V2X-VLM: End-to-End V2X Cooperative Autonomous Driving Through Large Vision-Language Models
Junwei You, Haotian Shi, Zhuoyu Jiang, Zilin Huang, Rui Gan, Keshu Wu, Xi Cheng, Xiaopeng Li, Bin Ran
TL;DR
The paper tackles the challenge of robust, end-to-end cooperative autonomous driving by fusing multiperspective vehicle and infrastructure data with textual scene descriptions through a large vision-language model. V2X-VLM employs contrastive feature alignment and a teacher–student knowledge distillation scheme to stabilize training and enhance cross-modal understanding, achieving state-of-the-art trajectory planning on the DAIR-V2X dataset. Key findings include superior L2 error and near-zero collision rates, a detailed analysis of transmission-cost trade-offs with downsampling, and demonstrated robustness to input perturbations, supporting real-time deployment.
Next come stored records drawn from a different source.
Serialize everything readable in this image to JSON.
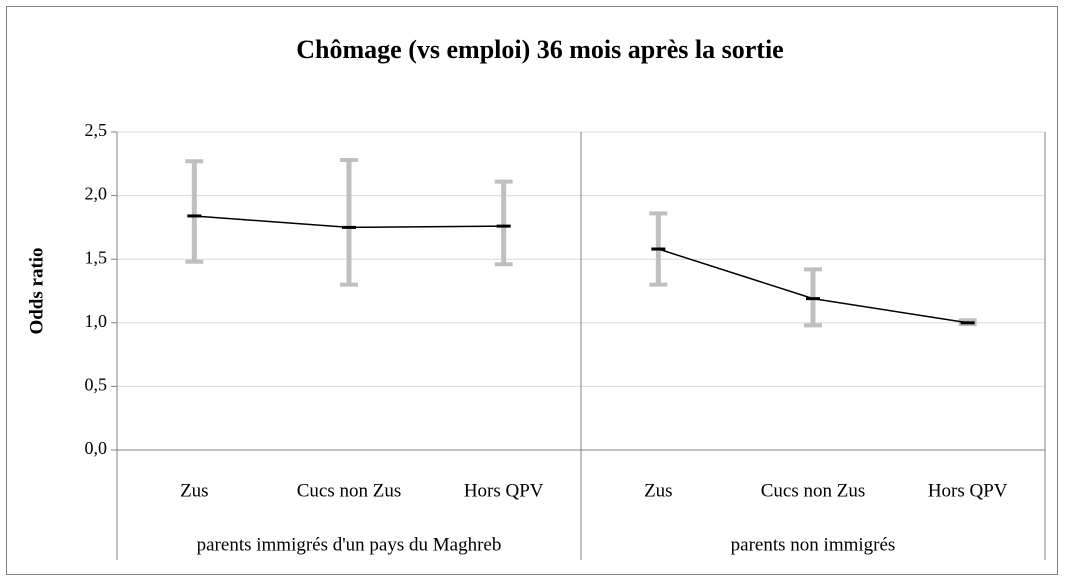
{
  "chart_data": {
    "type": "line",
    "title": "Chômage (vs emploi) 36 mois après la sortie",
    "y_label": "Odds ratio",
    "ylim": [
      0,
      2.5
    ],
    "yticks": [
      {
        "value": 0,
        "label": "0,0"
      },
      {
        "value": 0.5,
        "label": "0,5"
      },
      {
        "value": 1,
        "label": "1,0"
      },
      {
        "value": 1.5,
        "label": "1,5"
      },
      {
        "value": 2,
        "label": "2,0"
      },
      {
        "value": 2.5,
        "label": "2,5"
      }
    ],
    "grid": true,
    "line_color": "#000000",
    "error_color": "#bfbfbf",
    "groups": [
      {
        "name": "parents immigrés d'un pays du Maghreb",
        "categories": [
          "Zus",
          "Cucs non Zus",
          "Hors QPV"
        ],
        "values": [
          1.84,
          1.75,
          1.76
        ],
        "low": [
          1.48,
          1.3,
          1.46
        ],
        "high": [
          2.27,
          2.28,
          2.11
        ]
      },
      {
        "name": "parents non immigrés",
        "categories": [
          "Zus",
          "Cucs non Zus",
          "Hors QPV"
        ],
        "values": [
          1.58,
          1.19,
          1.0
        ],
        "low": [
          1.3,
          0.98,
          0.99
        ],
        "high": [
          1.86,
          1.42,
          1.02
        ]
      }
    ]
  }
}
The work advances practical cooperative driving by integrating rich semantic context into planning while addressing communication constraints and training stability.
Abstract
Vehicle-to-everything (V2X) cooperation has emerged as a promising paradigm to overcome the perception limitations of classical autonomous driving by leveraging information from both ego-vehicle and infrastructure sensors. However, effectively fusing heterogeneous visual and semantic information while ensuring robust trajectory planning remains a significant challenge. This paper introduces V2X-VLM, a novel end-to-end (E2E) cooperative autonomous driving framework based on vision-language models (VLMs). V2X-VLM integrates multiperspective camera views from vehicles and infrastructure with text-based scene descriptions to enable a more comprehensive understanding of driving environments. Specifically, we propose a contrastive learning-based mechanism to reinforce the alignment of heterogeneous visual and textual characteristics, which enhances the semantic understanding of complex driving scenarios, and employ a knowledge distillation strategy to stabilize training. Experiments on a large real-world dataset demonstrate that V2X-VLM achieves state-of-the-art trajectory planning accuracy, significantly reducing L2 error and collision rate compared to existing cooperative autonomous driving baselines. Ablation studies validate the contributions of each component. Moreover, the evaluation of robustness and efficiency highlights the practicality of V2X-VLM for real-world deployment to enhance overall autonomous driving safety and decision-making.